A veces pienso qué terrible castigo para un ángel o un espectro sería no tener cuerpo, mirar a un arroyo de agua fresca y no tener pies que sumergir allí para obtener esa deleitosa sensación de frialdad, ver un plato de pato de Pekín o de Long Island y no tener lengua para saborearlo, ver unos bollitos y no tener dientes para comerlos, ver los rostros amados de aquellos a quienes queremos y no tener emociones hacia ellos. Terriblemente triste sería que un buen día volviéramos a esta tierra como espectros y nos allegáramos silenciosamente al dormitorio de nuestros hijos: ver a un niño tendido en su camita y no tener manos para acariciarle ni brazos para abrazarle, ni pecho para que en él penetre su tibieza, ni redondo hueco entre la mejilla y el hombro para que en él anide su cabecita, ni oídos para escuchar su voz.

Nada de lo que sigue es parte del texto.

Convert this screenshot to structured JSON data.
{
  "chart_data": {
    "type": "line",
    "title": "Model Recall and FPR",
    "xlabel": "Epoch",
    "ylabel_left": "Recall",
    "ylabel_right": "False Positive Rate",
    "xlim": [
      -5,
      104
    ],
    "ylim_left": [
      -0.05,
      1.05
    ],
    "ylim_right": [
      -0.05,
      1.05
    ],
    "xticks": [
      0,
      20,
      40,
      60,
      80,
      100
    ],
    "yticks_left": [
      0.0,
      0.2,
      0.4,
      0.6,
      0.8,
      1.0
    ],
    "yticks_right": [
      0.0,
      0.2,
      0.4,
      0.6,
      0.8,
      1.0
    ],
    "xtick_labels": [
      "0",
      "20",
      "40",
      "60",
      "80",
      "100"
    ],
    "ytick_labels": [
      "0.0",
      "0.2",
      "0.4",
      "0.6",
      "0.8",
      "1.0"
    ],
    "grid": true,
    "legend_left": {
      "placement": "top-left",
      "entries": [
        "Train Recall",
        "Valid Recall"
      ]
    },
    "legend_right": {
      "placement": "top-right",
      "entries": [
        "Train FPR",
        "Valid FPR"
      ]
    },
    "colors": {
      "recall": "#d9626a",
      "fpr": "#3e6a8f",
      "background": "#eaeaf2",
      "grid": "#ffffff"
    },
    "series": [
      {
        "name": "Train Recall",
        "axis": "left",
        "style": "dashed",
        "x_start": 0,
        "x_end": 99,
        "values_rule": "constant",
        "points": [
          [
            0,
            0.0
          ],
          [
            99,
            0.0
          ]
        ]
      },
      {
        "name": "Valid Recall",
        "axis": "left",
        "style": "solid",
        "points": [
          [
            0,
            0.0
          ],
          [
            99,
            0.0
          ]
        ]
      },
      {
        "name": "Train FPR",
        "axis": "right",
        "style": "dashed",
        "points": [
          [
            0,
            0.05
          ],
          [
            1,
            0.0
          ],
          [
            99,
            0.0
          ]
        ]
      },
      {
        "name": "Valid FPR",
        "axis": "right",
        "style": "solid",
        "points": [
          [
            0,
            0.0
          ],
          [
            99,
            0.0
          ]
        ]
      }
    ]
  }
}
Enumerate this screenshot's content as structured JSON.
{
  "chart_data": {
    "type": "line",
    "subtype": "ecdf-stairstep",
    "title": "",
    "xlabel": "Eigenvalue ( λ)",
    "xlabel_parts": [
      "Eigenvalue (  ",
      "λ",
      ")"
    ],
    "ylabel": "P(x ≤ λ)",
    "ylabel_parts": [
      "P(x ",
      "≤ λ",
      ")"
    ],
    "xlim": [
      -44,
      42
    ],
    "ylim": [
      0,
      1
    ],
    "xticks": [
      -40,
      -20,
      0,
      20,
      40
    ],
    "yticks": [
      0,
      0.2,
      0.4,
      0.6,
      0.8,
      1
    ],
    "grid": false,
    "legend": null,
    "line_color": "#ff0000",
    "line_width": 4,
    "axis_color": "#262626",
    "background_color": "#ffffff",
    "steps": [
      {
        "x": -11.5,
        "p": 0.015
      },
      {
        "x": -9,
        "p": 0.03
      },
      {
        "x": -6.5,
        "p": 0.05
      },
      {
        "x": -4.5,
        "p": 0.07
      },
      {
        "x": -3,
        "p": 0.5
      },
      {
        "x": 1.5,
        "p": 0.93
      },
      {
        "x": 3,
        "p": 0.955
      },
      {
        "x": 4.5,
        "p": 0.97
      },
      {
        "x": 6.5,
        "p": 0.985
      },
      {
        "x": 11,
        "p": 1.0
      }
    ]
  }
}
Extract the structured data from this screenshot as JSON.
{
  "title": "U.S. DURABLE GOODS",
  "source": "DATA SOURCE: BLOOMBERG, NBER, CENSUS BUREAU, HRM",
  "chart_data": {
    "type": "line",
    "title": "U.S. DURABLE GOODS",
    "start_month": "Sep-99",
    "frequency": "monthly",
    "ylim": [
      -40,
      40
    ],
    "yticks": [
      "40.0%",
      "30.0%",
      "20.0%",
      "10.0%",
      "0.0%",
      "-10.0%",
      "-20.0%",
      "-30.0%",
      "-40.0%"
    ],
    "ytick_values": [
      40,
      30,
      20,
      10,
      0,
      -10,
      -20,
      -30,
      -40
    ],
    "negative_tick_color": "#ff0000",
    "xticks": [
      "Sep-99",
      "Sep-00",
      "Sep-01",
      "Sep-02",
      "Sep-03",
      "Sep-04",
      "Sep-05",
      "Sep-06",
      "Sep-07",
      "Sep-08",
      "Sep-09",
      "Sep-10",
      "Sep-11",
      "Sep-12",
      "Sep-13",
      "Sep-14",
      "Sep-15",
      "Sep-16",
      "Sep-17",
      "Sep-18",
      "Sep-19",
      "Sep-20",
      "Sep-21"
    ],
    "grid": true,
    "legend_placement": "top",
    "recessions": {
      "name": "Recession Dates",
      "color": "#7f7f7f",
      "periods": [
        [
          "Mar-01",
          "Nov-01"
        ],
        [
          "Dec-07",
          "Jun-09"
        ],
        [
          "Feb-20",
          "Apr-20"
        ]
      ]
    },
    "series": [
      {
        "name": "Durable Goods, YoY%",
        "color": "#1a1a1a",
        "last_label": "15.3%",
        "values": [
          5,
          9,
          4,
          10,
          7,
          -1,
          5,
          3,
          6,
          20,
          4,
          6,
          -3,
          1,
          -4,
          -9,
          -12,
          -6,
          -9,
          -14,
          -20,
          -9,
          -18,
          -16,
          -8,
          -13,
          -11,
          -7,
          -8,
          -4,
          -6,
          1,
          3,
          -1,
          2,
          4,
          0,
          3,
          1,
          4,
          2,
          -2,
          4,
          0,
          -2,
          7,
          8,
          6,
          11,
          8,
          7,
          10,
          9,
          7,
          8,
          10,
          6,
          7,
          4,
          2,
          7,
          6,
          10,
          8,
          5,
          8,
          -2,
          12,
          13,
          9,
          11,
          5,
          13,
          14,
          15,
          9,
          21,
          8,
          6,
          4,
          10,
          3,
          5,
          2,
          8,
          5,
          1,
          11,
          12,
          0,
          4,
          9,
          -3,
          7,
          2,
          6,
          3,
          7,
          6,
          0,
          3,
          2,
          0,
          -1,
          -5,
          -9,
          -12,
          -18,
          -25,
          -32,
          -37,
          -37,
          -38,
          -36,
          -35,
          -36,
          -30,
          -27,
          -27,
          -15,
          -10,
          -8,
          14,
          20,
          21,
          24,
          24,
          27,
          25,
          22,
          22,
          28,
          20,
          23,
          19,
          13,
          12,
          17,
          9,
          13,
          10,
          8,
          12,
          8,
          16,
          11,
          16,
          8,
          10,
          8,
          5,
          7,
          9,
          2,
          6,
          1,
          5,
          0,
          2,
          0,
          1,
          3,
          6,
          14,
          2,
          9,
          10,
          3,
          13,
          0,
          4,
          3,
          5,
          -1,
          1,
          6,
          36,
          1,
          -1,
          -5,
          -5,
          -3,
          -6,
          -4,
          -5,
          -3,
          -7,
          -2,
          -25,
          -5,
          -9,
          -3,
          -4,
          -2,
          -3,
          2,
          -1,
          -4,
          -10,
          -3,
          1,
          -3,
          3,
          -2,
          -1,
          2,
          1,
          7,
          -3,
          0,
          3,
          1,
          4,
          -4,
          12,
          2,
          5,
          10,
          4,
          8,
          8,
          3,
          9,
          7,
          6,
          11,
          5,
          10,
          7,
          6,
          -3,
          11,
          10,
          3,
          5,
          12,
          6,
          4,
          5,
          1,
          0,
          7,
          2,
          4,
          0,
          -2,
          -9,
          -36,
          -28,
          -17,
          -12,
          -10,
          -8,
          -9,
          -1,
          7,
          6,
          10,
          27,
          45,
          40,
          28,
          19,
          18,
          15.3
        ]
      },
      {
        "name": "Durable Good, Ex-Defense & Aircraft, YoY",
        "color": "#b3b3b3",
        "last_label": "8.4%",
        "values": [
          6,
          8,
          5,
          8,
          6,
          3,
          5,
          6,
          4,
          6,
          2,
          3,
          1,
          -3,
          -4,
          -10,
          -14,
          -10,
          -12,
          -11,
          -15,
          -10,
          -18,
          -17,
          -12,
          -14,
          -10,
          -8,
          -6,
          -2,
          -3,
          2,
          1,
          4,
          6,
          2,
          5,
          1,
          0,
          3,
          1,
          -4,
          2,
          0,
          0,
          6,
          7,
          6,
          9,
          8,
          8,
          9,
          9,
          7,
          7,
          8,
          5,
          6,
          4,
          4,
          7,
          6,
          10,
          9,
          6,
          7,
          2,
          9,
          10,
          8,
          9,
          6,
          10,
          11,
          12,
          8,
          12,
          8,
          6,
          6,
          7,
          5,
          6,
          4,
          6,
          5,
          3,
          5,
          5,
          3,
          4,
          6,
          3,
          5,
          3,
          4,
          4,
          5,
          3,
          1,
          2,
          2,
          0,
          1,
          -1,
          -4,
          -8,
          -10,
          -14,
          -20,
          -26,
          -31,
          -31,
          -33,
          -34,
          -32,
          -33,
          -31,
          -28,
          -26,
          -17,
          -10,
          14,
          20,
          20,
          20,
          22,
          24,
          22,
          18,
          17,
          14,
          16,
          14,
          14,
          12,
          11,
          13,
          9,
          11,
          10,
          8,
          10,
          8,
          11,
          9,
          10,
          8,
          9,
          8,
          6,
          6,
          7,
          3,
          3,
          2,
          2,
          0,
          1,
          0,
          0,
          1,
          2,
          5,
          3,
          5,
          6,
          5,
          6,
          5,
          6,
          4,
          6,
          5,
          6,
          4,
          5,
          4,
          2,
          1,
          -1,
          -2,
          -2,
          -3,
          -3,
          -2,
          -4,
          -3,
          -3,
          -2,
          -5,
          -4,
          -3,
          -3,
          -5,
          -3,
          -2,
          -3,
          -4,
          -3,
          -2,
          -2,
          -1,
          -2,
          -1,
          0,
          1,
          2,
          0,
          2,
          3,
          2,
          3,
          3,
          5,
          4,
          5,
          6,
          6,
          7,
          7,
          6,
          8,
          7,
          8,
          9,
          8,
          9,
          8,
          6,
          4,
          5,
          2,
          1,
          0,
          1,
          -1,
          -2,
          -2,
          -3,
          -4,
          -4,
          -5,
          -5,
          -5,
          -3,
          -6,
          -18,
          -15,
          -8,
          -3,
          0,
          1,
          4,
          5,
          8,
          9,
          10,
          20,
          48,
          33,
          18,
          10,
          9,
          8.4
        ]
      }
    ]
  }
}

Se verá que es sumamente vaga e insatisfactoria una defensa de la teoría de ángeles-sin-cuerpos. El defensor podría decir: "¡Ah, sí! Pero en el mundo del espíritu no necesitamos tales satisfacciones". "Pero, ¿qué tienen ustedes en cambio de ellas?" Completo silencio; o quizá: "Vacío… Paz… Calma". "¿Qué ganan ustedes con eso?" "Ausencia de trabajo y de dolor y de pena". Admito que un cielo así tiene una tremenda atracción para los esclavos que reman en galeras. Ese ideal negativo, esa concepción de la felicidad están peligrosamente cerca del budismo, y se remontan finalmente hasta Asia (Asia Menor, en este caso) más que hasta Europa.